The data analysis can be launched either using the MMODA fronend interface or through a Python API from e.g. a Jupyter notebook on a user laptop. The main parameter panel generic for all analysis services allows to select the source of interest, based on its name or coordinates:

The time interval informaton is not used, since CTA is not yet operaitonal. The sky coordinates are used to estimate zenith angle at which the source may be observable with CTA in the North or South hemispheres.

The instrument specific parameter panel allow to select parameters of the simulation

Parameters that can be adjusted are the off-axis angle in the telescope field-of-view, OffAxis angle, Radius of the sky image around the source position, Radius sky image (used in the image preview), the exposure time in hours, Texp, source redshift z, the powerlaw flux normalisation F0 and the reference energy of normalisation E0 (in TeV), the slope of the powerlaw spectrum Gamma, radius of the spectral extraction region Radius spectral extraction used in the count-spectrum preview.

Two possibilities for defining the sky model are available: pre-defined model and model cube file. The "pre-defined model" option provides a possibility to simulate a source with a power-law spectrum, dN/dE=F0 (E/E0)^{-Gamma}, considering also the effect of absorption on the Extragalactic Backgorund Light (EBL, based on Franceschini et al. (2017) model. In the "model cube file" approach, the sky model is loaded from a datacube file (to be uploaded from an URL to be given in the parameter box). The model cube describes source counts as a function of RA, DEC and energy E. Hence, both the source position on the sky and the model source spectrum are encoded directly in the data cube, the parameters from the dedicated RA, DEC, F0, E0, Gamma fields are not used.
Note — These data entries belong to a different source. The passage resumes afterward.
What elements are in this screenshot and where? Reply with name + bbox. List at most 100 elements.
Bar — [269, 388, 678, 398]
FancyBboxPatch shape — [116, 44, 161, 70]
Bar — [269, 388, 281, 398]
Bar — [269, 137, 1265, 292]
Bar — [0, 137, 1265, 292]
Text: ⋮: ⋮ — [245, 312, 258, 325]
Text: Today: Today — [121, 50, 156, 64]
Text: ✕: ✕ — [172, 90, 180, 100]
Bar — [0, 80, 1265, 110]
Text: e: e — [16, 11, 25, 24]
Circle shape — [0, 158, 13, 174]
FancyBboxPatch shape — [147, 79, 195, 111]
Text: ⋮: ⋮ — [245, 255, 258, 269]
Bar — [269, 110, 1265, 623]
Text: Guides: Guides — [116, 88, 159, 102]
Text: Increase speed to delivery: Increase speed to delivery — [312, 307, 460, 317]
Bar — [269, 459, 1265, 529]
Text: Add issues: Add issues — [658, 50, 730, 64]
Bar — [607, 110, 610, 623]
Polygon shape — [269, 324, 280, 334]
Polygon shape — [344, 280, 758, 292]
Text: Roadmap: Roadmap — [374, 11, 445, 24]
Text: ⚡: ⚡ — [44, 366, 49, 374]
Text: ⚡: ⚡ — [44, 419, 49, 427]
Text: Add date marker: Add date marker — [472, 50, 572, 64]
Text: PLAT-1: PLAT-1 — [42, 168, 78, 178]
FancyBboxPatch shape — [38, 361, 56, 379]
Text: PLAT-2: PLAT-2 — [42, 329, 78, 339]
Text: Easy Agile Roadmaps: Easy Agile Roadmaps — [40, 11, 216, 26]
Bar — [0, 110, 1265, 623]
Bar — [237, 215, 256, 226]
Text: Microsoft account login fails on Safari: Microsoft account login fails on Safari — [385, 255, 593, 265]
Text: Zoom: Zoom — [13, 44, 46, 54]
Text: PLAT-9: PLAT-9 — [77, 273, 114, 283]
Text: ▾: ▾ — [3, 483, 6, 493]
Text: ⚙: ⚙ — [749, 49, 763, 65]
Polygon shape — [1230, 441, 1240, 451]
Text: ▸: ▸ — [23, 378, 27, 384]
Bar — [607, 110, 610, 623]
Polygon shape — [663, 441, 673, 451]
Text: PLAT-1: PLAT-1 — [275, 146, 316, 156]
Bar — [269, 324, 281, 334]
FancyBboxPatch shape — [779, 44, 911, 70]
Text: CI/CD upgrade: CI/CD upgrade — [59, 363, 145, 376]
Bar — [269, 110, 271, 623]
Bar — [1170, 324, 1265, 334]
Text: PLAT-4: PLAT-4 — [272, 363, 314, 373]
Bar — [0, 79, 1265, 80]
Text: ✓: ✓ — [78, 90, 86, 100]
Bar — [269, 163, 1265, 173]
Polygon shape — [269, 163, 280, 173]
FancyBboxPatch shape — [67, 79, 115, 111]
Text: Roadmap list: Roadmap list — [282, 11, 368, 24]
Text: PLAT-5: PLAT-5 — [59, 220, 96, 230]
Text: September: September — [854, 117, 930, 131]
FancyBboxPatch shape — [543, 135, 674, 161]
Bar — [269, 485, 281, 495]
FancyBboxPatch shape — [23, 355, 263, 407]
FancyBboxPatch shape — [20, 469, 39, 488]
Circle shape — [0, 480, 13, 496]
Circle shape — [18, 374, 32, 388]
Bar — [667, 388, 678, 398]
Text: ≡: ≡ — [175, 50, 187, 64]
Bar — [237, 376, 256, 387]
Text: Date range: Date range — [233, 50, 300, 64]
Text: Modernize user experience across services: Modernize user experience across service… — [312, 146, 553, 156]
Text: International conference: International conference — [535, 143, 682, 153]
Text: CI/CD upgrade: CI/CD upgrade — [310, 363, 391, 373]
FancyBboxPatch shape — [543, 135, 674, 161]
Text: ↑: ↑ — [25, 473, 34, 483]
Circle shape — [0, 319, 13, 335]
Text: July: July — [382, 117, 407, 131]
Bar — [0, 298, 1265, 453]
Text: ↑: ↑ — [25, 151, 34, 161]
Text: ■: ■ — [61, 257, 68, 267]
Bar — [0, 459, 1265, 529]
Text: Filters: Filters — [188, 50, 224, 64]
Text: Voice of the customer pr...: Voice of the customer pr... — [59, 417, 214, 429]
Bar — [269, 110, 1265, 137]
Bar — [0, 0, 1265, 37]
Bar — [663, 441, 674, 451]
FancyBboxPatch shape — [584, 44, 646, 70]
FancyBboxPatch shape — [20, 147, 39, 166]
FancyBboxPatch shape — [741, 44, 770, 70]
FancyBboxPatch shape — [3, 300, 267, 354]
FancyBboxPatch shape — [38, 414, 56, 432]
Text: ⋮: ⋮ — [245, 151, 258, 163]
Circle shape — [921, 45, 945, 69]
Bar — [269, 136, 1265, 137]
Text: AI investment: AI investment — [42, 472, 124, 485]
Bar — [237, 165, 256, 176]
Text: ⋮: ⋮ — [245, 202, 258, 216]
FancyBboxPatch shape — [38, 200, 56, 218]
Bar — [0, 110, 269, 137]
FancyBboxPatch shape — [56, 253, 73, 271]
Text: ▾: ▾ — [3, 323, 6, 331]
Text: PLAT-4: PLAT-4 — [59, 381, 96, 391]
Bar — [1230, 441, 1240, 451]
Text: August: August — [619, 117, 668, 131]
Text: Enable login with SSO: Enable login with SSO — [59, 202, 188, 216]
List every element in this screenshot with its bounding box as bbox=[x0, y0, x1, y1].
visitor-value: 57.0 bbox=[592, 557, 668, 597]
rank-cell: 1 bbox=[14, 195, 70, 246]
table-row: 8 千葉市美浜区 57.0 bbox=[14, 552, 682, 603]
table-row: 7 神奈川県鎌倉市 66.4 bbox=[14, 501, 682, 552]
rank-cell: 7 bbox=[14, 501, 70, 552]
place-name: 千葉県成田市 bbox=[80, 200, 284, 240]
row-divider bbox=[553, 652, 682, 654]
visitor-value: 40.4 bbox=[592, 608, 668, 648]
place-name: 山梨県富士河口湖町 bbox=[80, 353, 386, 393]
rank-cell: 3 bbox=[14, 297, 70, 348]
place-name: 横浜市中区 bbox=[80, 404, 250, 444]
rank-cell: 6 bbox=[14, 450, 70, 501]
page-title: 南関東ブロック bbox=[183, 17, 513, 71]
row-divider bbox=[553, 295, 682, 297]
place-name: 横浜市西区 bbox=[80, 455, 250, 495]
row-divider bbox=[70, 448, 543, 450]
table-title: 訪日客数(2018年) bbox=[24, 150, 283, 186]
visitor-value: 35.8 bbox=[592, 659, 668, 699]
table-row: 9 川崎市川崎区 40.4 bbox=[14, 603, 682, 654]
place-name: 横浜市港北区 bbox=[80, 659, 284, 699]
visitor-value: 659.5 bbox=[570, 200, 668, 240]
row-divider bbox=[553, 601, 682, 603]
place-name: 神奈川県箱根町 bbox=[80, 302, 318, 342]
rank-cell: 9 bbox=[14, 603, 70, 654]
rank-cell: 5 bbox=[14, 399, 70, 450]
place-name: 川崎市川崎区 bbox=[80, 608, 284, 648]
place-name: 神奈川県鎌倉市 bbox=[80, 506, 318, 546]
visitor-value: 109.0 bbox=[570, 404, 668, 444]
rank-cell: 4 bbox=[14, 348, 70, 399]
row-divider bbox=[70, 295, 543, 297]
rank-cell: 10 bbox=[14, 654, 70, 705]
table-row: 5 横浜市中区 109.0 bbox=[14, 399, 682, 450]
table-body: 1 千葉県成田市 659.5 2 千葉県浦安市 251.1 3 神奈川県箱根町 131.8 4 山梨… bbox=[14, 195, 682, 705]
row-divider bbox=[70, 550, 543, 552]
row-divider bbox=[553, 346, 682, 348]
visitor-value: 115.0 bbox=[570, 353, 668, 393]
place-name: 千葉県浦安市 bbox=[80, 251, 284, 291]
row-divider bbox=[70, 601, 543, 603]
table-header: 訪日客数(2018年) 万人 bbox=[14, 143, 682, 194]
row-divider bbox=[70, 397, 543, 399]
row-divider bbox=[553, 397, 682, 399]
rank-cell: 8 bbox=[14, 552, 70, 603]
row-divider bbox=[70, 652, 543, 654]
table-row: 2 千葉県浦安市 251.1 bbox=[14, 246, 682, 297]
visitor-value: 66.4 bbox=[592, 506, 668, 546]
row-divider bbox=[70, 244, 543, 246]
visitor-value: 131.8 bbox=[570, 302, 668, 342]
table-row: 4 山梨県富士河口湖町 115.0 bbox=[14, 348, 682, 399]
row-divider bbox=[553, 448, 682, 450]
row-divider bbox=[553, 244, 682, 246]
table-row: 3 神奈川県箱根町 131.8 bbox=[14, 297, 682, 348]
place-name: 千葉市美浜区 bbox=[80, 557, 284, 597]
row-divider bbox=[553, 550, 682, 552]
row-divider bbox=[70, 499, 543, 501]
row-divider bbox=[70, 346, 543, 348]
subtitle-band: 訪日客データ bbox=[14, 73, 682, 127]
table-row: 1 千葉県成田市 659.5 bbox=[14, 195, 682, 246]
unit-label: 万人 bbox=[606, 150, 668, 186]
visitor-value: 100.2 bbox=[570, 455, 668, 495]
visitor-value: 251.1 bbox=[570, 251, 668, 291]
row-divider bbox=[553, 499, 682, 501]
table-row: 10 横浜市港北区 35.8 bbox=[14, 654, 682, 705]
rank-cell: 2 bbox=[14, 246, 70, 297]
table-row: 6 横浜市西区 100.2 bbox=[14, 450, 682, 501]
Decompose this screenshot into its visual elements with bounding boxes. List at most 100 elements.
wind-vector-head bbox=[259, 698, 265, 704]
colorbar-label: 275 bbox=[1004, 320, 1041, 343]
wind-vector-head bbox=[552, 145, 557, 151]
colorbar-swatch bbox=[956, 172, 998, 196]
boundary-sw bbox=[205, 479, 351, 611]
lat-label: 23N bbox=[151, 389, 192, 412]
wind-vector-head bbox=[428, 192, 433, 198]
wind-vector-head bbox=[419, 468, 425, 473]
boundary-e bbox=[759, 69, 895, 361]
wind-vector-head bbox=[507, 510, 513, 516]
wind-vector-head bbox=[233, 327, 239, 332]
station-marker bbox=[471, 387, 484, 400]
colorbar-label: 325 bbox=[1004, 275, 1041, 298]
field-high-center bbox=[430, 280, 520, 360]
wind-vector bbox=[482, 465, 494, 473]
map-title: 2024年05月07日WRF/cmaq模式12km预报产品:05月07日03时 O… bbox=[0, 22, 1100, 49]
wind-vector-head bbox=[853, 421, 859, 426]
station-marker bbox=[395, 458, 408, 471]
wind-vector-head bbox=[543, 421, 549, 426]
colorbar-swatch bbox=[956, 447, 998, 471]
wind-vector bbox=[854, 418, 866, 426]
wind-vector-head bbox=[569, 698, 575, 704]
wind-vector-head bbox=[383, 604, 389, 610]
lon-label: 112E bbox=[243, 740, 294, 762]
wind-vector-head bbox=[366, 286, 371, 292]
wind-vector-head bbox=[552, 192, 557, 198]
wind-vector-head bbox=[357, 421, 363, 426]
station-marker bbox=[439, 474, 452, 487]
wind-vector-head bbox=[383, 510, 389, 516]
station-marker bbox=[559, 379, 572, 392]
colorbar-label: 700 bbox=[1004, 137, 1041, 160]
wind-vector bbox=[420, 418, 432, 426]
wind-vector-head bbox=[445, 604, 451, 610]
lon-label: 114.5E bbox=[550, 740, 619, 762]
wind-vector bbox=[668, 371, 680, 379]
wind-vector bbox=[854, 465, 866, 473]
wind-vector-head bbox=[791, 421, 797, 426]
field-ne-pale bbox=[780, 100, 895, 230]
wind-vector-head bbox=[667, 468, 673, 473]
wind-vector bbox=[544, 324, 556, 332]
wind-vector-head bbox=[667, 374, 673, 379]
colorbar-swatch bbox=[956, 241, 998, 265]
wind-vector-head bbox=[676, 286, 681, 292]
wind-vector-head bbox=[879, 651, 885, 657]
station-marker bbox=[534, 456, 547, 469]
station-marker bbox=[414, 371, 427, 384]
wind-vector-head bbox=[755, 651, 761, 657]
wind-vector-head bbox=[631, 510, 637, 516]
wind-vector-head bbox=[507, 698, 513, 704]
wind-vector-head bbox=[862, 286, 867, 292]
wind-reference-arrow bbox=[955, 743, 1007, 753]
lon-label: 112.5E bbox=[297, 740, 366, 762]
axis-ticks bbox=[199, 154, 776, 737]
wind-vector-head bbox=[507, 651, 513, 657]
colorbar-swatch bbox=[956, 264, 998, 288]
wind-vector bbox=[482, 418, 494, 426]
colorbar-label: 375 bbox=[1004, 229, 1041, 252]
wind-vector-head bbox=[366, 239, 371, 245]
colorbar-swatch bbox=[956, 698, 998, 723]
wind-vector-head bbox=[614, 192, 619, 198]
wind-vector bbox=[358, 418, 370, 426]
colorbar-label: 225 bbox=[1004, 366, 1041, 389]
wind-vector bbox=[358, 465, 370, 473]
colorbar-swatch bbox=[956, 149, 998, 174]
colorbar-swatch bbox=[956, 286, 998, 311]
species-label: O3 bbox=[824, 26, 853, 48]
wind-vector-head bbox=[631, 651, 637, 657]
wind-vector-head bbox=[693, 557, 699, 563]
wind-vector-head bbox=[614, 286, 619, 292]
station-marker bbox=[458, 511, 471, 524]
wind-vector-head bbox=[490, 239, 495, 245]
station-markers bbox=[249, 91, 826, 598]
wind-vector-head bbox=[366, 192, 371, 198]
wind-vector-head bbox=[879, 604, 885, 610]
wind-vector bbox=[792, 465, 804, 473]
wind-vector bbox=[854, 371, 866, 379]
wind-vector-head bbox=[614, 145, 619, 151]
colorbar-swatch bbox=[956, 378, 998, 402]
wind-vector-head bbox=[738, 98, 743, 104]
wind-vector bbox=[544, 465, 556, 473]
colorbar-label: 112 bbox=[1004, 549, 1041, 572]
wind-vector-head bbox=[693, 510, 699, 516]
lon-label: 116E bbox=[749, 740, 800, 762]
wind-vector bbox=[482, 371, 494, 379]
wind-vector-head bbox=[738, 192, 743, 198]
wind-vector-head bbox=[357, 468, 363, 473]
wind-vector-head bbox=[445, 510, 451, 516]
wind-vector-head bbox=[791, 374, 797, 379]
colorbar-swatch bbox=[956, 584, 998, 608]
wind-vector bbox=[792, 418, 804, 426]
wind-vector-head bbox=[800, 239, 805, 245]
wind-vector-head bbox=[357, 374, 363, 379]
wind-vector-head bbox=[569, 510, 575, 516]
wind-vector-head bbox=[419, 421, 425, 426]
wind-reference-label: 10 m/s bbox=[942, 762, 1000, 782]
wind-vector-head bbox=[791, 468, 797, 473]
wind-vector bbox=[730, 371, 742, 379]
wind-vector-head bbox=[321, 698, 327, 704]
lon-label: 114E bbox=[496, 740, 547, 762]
For the sources visible from both South and North CTA sites, it is possible to choose between South and North sites. It is also possible to simulate observations with different CTA sub-arrays: Large Size Telescopes (LST), Medium Size Telescopes (MST), Small Size Telescopes (SST). Note that in the "Production 5" Monte-Carlo simulations of the telescope responses it was assumed that the Northern site will host only LST and MST sub-arrays (no SST available), while the Southern site will have MST and SST sub-arrays (no LST available).

Pushing the "Submit" button launches the simulation. Upon completion of the simulaiton, the product display panel appears. It shows a list of the data products available for inspection and download:

Four data products are generated: event list (a FITS file), a sky image, a "theta-square plot" showsing distribution of gamma-like events around the the source position, and the count-spectrum showing the excess counts as a funciton of energy. The image, spectrum and theta-square plot are for "preview" of the event set, further analysis of the simulated events can be done with deticated imaging and spectral analysis tools.

The "Query parameters" button provides the metadata with the analysis parameters. The "API code" button displays the Python API code that can be copy-pasted into a python code (e.g. on the user laptop) to request the data product. The same API code can also be launched in an online Jupyter lab environment on a collaborative data science platform renkulab.io, using the "View on Renku" button.